How federal data center consolidation has evolved in 2016
Mar 09, 2016
Over the past six years, federal data centers have undergone a number of changes. The 2010 Federal Data Center Consolidation Initiative and the 2014 Federal Information Technology Acquisition Reform Act have redefined limits for these facilities and have aimed to minimize the overall sprawl across government agencies. While these two efforts have done a lot to reduce the space, equipment, energy and other resources taken up by data centers, there is still a lot of work to do before government groups can reach their established goals. Let's take a look at the current state of government data center consolidation:
Savings already being seen
Data centers take up a lot of capital to operate efficiently. Funds must be put into power, cooling, equipment maintenance and other efforts, often resulting in costly bills to keep the facility running at optimal levels. However, there is a lot of progress that has been made since FDCCI was first enacted. Out of the 10,584 identified federal data centers, 3,125 of them have already been closed, and another 2,078 are scheduled to follow suit by 2019, eWEEK reported. These consolidation efforts are expected to yield $8.2 billion in savings through fiscal year 2019.
While these initiatives have already started yielding benefits for many federal agencies, there is still some work to be done. Data Center Knowledge noted that Power Usage Effectiveness will need to be lower than 1.5 by September 2018 for all federal data centers that are not closing. To meet this mandate, it will be important to remember that a data center has been redefined as being any room that contains at least one server. As groups work to further limit their data center, they will likely see more boosts in the form of efficient operations and cost savings.
"If improving the PUE in that timeframe is not cost effective, an agency has to look for ways to run the workloads the data center supports elsewhere, such as a cloud service or a data center shared with another agency," Data Center Knowledge editor in chief Yevgeniy Sverdlik wrote.
Doing more to expand consolidation
The progress that federal agencies have made is plain to see, but they could still be doing more to expand their consolidation efforts. In an interview with Federal Times, Brocade Federal vice president Anthony Robbins noted that the original goals weren't aggressive enough, and that the government should be able to operate on 1,000 data centers. However, the funding necessary to achieve such a lofty initiative is a major obstacle, and it raises questions on how to optimize the data centers that are left once the dust settles.
"So much of the IT money that they have today is being spent on architecture that they built yesterday," Robbins said. "Yesterday's infrastructure is going to become more costly at an increasing and accelerating rate because of the hyper growth happening in our IT industry."

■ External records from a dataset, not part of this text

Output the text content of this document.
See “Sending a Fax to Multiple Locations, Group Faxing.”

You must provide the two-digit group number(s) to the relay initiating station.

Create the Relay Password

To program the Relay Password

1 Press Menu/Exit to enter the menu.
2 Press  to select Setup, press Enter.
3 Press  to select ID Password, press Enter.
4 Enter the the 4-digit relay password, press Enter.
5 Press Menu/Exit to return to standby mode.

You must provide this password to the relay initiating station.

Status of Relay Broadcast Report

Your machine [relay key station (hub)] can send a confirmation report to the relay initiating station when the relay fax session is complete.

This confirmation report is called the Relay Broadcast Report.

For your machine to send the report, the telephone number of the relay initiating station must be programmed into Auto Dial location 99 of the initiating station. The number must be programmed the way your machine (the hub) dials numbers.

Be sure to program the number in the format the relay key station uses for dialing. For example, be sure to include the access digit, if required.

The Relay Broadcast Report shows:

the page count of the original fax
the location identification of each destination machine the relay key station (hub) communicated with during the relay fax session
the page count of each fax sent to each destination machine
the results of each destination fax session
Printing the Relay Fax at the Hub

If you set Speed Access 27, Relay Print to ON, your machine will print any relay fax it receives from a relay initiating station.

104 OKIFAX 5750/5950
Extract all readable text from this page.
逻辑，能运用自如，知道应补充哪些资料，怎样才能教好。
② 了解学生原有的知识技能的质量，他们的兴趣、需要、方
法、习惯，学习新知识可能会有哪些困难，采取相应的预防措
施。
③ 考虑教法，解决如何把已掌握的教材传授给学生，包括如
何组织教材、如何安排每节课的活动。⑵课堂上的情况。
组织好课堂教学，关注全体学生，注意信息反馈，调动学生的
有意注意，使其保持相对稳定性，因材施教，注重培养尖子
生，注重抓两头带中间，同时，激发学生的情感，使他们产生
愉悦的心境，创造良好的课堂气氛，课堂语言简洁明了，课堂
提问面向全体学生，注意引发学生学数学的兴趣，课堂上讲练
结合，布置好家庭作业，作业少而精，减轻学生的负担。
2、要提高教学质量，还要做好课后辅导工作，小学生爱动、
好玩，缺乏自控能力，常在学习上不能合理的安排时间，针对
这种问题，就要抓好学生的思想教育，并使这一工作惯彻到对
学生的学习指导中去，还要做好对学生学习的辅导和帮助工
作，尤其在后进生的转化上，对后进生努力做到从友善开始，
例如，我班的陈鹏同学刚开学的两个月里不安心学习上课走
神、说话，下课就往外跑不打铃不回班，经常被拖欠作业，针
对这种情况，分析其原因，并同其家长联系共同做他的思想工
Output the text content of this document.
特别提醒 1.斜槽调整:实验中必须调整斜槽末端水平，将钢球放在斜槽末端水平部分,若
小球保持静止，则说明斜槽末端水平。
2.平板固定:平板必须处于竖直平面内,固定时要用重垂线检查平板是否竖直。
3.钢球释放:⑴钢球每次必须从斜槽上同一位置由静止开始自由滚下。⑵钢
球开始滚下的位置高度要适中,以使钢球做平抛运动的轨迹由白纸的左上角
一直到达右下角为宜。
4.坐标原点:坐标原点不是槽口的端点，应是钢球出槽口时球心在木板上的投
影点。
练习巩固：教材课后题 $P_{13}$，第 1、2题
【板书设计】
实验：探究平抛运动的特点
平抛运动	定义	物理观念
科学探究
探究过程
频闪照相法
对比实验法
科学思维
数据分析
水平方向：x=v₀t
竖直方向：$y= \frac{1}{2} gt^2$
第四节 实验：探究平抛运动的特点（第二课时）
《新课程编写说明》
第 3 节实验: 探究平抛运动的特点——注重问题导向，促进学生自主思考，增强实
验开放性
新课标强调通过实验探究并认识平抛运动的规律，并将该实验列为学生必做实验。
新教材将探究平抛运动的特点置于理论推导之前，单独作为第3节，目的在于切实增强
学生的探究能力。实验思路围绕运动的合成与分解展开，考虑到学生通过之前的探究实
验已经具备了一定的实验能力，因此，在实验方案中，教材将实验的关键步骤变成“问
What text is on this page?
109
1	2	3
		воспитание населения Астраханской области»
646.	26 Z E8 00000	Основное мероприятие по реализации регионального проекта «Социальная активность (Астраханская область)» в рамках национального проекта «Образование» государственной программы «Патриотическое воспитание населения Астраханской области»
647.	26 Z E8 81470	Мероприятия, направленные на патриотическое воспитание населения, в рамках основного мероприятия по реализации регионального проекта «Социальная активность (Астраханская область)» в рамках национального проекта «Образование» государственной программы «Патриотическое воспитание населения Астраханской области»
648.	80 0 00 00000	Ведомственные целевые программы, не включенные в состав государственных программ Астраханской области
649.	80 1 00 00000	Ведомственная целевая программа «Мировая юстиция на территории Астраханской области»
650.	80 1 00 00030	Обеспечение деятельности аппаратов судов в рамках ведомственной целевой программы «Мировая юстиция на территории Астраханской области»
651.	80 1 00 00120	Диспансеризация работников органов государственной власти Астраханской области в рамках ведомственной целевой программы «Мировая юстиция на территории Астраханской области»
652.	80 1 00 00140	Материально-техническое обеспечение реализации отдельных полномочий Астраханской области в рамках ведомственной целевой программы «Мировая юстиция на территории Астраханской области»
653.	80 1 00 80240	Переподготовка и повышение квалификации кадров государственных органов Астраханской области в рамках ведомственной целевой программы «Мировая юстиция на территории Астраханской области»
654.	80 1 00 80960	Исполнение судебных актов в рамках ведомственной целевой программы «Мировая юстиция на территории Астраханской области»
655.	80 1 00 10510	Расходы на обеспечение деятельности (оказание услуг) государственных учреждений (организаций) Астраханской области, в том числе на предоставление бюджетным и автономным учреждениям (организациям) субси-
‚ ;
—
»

In an effort to stem the data center issue, the White House's Office of Management and Budget has released a memo that will impact all agency efforts. The memo stated that data centers cannot be built or expanded on without approval from the Office of the Federal CIO. Agencies must prove that the new facility or expansion is absolutely necessary in order to gain the green light for their project. This new initiative will help reduce the data center sprawl and help close more facilities that aren't needed.
Organizations rely on data centers to do business, but the sprawl of these facilities has gotten out of hand. The federal mandates have made significant headway to meet established closure goals, but agencies must still make efforts to optimize performance on all fronts.